Some seasonal suggestions to brighten the dark days of winter.

’Tis the season when even hard-working language pros aim to kick back a little. Here are a few suggestions from our partners to help you enjoy this festive month:

Merrie-Ellen’s musical offering is The Lamb, John Taverner’s setting of the William Blake poem, often performed as a Christmas carol, but notable this year as the haunting melody that opens and closes the Oscar-winning Italian film La Grande Belleza (The Great Beauty).

Georgina suggests treating yourself, one dark evening soon, by curling up in a favourite chair, a comforting sip at hand, and reading aloud Rhonda Ganz’s poetic incantation to winter solstice, “This Point of Roughness.”

Louise invites you to celebrate the advent of the seasonal greeting card in this online exhibit from the British Postal Museum & Archive.

Ruth offers up this alternative version of “The Twelve Days of Christmas,” written especially for copy editors by Mary Norris of The New Yorker magazine.

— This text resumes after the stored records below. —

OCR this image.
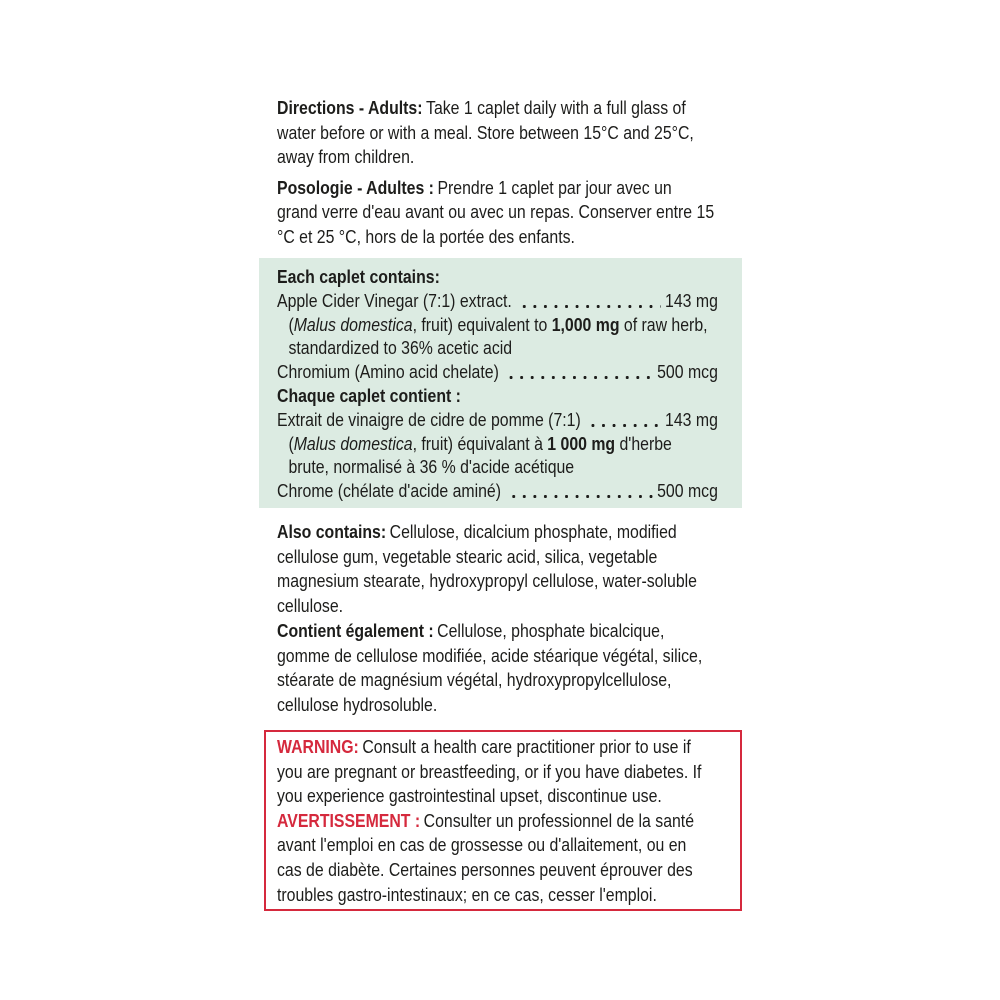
Directions - Adults: Take 1 caplet daily with a full glass of water before or with a meal. Store between 15°C and 25°C, away from children.
Posologie - Adultes : Prendre 1 caplet par jour avec un grand verre d'eau avant ou avec un repas. Conserver entre 15 °C et 25 °C, hors de la portée des enfants.
Each caplet contains:
Apple Cider Vinegar (7:1) extract.	143 mg
(Malus domestica, fruit) equivalent to 1,000 mg of raw herb,
standardized to 36% acetic acid
Chromium (Amino acid chelate)	500 mcg
Chaque caplet contient :
Extrait de vinaigre de cidre de pomme (7:1)	143 mg
(Malus domestica, fruit) équivalant à 1 000 mg d'herbe
brute, normalisé à 36 % d'acide acétique
Chrome (chélate d'acide aminé)	500 mcg
Also contains: Cellulose, dicalcium phosphate, modified cellulose gum, vegetable stearic acid, silica, vegetable magnesium stearate, hydroxypropyl cellulose, water-soluble cellulose.
Contient également : Cellulose, phosphate bicalcique, gomme de cellulose modifiée, acide stéarique végétal, silice, stéarate de magnésium végétal, hydroxypropylcellulose, cellulose hydrosoluble.
WARNING: Consult a health care practitioner prior to use if you are pregnant or breastfeeding, or if you have diabetes. If you experience gastrointestinal upset, discontinue use.
AVERTISSEMENT : Consulter un professionnel de la santé avant l'emploi en cas de grossesse ou d'allaitement, ou en cas de diabète. Certaines personnes peuvent éprouver des troubles gastro-intestinaux; en ce cas, cesser l'emploi.
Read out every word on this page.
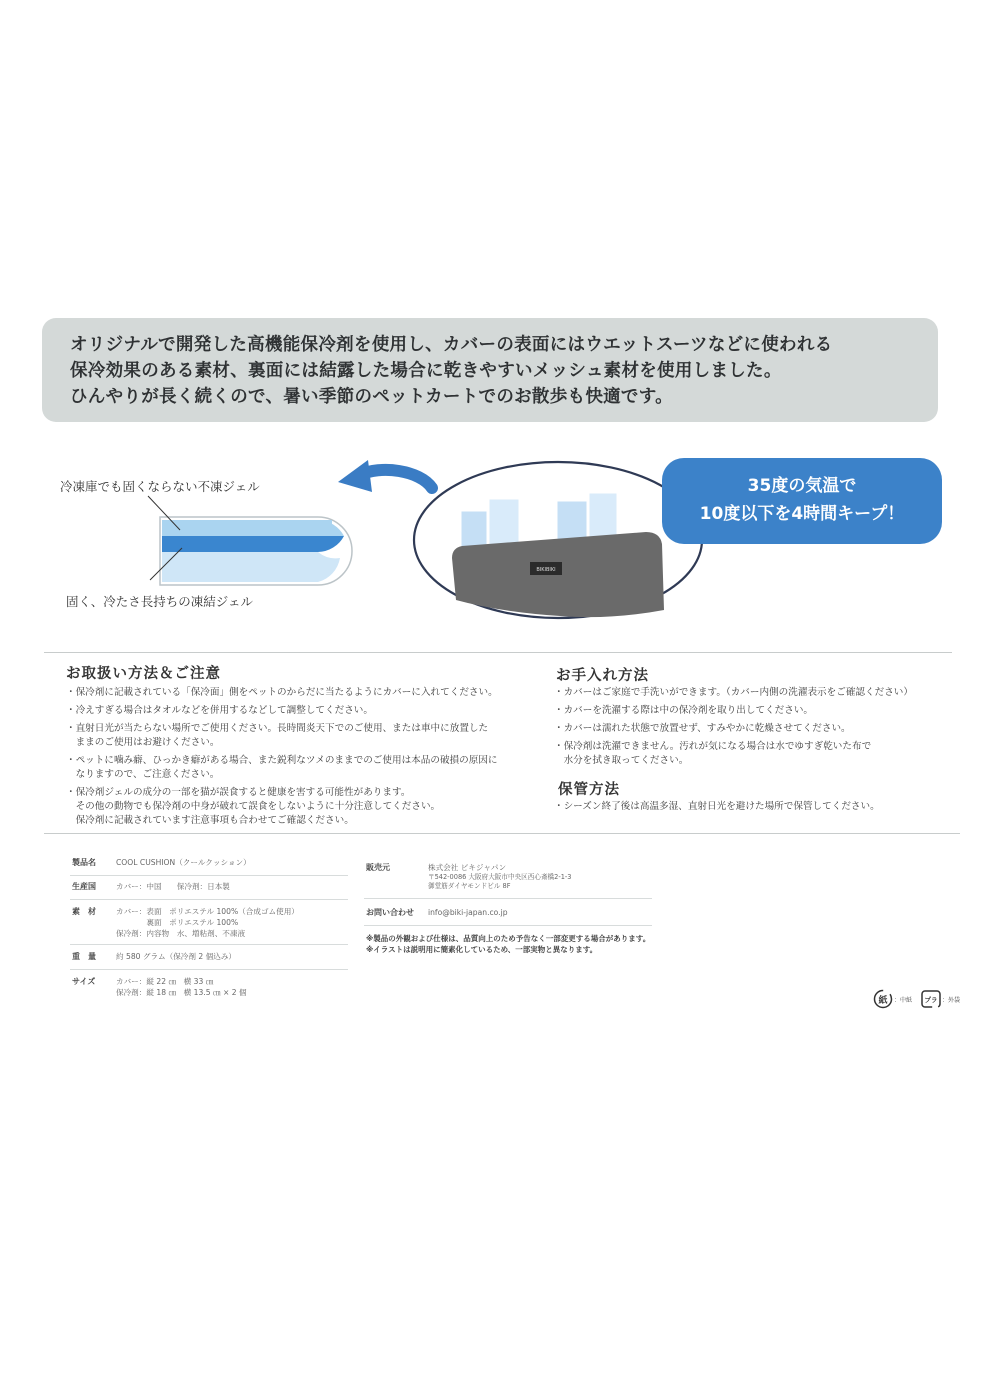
オリジナルで開発した高機能保冷剤を使用し、カバーの表面にはウエットスーツなどに使われる

保冷効果のある素材、裏面には結露した場合に乾きやすいメッシュ素材を使用しました。

ひんやりが長く続くので、暑い季節のペットカートでのお散歩も快適です。

冷凍庫でも固くならない不凍ジェル
固く、冷たさ長持ちの凍結ジェル
BIKIBIKI
35度の気温で
10度以下を4時間キープ！
お取扱い方法＆ご注意
・保冷剤に記載されている「保冷面」側をペットのからだに当たるようにカバーに入れてください。
・冷えすぎる場合はタオルなどを併用するなどして調整してください。
・直射日光が当たらない場所でご使用ください。長時間炎天下でのご使用、または車中に放置した
　ままのご使用はお避けください。
・ペットに噛み癖、ひっかき癖がある場合、また鋭利なツメのままでのご使用は本品の破損の原因に
　なりますので、ご注意ください。
・保冷剤ジェルの成分の一部を猫が誤食すると健康を害する可能性があります。
　その他の動物でも保冷剤の中身が破れて誤食をしないように十分注意してください。
　保冷剤に記載されています注意事項も合わせてご確認ください。
お手入れ方法
・カバーはご家庭で手洗いができます。（カバー内側の洗濯表示をご確認ください）
・カバーを洗濯する際は中の保冷剤を取り出してください。
・カバーは濡れた状態で放置せず、すみやかに乾燥させてください。
・保冷剤は洗濯できません。汚れが気になる場合は水でゆすぎ乾いた布で
　水分を拭き取ってください。
保管方法
・シーズン終了後は高温多湿、直射日光を避けた場所で保管してください。
製品名	COOL CUSHION（クールクッション）
生産国	カバー：中国　　保冷剤：日本製
素　材	カバー：表面　ポリエステル 100%（合成ゴム使用）
　　　　裏面　ポリエステル 100%
保冷剤：内容物　水、増粘剤、不凍液
重　量	約 580 グラム（保冷剤 2 個込み）
サイズ	カバー：縦 22 ㎝　横 33 ㎝
保冷剤：縦 18 ㎝　横 13.5 ㎝ × 2 個
販売元	株式会社 ビキジャパン
〒542-0086 大阪府大阪市中央区西心斎橋2-1-3
御堂筋ダイヤモンドビル 8F
お問い合わせ info@biki-japan.co.jp
※製品の外観および仕様は、品質向上のため予告なく一部変更する場合があります。
※イラストは説明用に簡素化しているため、一部実物と異なります。
紙 ：中紙 プラ ：外袋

Canada lost one of its greatest authors this year. Frances suggests putting aside 15 minutes to listen to this reading of Alistair MacLeod’s “To Every Thing There Is a Season: A Cape Breton Christmas Story.” 

To help you avoid seasonal clichés, Audrey recommends this rundown from Baltimore Sun “veteran drudge” John E. McIntyre (whose Joke-of-the-Week is worth watching every week of the year).

To expand your holiday movie repertoire, Janis urges you to go outside the Christmas box and consider these overlooked seasonal films.

And for editorial elves who will be hard at work this season, Yvonne recommends nine style tips for Christmas from the American Copy Editors Society.